Imidazolium salts have shown great promise as anticancer materials. A new imidazolium salt (TPP1), with a triphenylphosphonium substituent, has been synthesized and evaluated for in vitro and in vivo cytotoxicity against bladder cancer. TPP1 was determined to have a GI50 ranging from 200 to 250 µM over a period of 1 h and the ability to effectively inhibit bladder cancer. TPP1 induces apoptosis, and it appears to act as a direct mitochondrial toxin. TPP1 was applied intravesically to a bladder cancer mouse model based on the carcinogen N-butyl-N-(4-hydroxybutyl)nitrosamine (BBN). Cancer selectivity of TPP1 was demonstrated, as BBN-induced tumors exhibited apoptosis but normal adjacent urothelium did not. These results suggest that TPP1 may be a promising intravesical agent for the treatment of bladder cancer.

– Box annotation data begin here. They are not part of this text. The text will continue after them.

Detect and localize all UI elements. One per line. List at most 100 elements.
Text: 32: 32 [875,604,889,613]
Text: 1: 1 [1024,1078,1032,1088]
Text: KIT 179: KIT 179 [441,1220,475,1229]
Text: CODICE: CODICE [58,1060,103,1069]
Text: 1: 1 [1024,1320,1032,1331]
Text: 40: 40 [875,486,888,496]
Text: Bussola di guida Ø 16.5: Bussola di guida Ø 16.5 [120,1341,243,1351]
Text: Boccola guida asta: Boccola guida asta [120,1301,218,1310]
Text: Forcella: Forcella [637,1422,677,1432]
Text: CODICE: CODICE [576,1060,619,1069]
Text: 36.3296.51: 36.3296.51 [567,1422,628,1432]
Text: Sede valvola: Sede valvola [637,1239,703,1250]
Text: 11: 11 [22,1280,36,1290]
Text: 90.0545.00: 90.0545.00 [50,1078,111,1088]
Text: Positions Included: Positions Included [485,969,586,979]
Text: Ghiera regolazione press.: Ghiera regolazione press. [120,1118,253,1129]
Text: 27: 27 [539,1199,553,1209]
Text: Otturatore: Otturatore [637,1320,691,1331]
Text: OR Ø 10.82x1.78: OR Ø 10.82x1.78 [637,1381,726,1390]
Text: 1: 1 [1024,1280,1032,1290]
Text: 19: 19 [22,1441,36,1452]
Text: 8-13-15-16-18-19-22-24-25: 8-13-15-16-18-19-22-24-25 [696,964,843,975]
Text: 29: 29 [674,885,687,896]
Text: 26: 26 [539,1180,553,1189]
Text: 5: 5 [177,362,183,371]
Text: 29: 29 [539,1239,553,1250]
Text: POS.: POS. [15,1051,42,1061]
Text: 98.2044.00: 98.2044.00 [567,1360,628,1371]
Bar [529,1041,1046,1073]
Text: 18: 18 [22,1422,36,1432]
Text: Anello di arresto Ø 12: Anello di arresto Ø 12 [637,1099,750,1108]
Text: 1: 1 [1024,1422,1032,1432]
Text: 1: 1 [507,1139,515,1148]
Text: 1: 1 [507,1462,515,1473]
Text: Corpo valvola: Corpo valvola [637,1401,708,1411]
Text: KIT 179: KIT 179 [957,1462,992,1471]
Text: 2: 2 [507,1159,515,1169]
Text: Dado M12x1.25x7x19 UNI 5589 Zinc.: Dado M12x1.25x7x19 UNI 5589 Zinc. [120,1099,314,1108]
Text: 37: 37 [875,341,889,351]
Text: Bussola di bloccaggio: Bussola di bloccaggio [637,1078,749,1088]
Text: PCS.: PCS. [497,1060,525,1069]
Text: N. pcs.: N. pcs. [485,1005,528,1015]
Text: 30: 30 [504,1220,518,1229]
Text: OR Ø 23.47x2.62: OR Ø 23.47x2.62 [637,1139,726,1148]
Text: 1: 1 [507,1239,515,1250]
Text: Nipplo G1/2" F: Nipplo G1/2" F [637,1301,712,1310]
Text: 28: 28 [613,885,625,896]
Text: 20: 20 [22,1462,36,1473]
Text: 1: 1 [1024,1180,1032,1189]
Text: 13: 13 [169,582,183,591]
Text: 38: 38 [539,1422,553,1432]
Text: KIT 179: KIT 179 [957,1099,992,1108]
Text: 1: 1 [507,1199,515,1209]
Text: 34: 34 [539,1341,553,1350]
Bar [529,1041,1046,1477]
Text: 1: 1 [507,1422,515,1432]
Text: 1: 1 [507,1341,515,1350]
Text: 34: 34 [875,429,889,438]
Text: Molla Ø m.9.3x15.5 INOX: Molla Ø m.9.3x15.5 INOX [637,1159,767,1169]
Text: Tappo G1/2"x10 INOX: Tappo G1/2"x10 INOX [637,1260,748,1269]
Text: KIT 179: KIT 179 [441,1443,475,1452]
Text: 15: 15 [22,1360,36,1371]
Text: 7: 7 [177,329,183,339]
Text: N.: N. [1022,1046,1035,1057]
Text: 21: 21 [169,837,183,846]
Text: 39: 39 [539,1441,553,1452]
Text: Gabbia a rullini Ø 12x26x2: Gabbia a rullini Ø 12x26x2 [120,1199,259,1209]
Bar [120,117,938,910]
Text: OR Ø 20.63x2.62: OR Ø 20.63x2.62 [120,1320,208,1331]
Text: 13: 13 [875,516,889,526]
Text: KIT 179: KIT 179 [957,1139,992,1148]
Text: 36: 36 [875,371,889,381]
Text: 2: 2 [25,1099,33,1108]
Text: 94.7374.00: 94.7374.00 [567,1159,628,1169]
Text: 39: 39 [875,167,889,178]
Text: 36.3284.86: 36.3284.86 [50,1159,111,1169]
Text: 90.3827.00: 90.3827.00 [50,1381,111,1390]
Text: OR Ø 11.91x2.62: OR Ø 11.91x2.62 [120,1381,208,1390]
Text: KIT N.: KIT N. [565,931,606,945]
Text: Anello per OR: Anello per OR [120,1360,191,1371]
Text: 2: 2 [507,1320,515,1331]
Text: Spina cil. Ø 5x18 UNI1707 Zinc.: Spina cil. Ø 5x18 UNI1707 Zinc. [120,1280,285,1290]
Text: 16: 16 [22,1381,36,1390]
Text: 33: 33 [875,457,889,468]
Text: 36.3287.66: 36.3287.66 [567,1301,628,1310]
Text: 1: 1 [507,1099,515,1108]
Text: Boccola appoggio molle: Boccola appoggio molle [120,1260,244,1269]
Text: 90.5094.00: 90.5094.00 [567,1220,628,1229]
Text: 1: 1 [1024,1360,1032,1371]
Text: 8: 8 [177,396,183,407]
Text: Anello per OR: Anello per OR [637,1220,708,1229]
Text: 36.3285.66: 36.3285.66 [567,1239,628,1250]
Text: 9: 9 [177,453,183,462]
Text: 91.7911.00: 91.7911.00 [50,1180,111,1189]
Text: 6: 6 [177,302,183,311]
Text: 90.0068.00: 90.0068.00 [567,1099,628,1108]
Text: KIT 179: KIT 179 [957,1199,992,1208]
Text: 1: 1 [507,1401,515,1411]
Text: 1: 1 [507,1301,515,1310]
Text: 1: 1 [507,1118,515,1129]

In vitro and murine efficacy and toxicity studies of nebulized SCC1, a methylated caffeine-silver(I) complex, for treatment of pulmonary infections.

The expanding clinical challenge of respiratory tract infections due to resistant bacteria necessitates the development of new forms of therapy. The development of a compound composed of silver coupled to a methylated caffeine carrier (silver carbene complex 1 [SCC1]) that demonstrated in vitro efficacy against bacteria, including drug-resistant organisms, isolated from patients with respiratory tract infections was described previously. The findings of current in vitro studies now suggest that bactericidal concentrations of SCC1 are not toxic to airway epithelial cells in primary culture. Thus, it was hypothesized that SCC1 could be administered by the aerosolized route to concentrate delivery to the lung while minimizing systemic toxicity. In vivo, aerosolized SCC1 delivered to mice resulted in mild aversion behavior, but it was otherwise well tolerated and did not cause lung inflammation following administration over a 5-day period. The therapeutic efficacy of SCC1 compared to that of water was shown in a 3-day prophylaxis protocol, in which mice infected with a clinical strain of Pseudomonas aeruginosa had increased survival, decreased amounts of bacteria in the lung, and a lower prevalence of bacteremia. Similarly, by using an airway infection model in which bacteria were impacted in the airways by agarose beads, the administration of SCC1 was significantly superior to water in decreasing the lung bacterial burden and the levels of bacteremia and markers of airway inflammation. These observations indicate that aerosolized SCC1, a novel antimicrobial agent, warrants further study as a potential therapy for bacterial respiratory tract infections.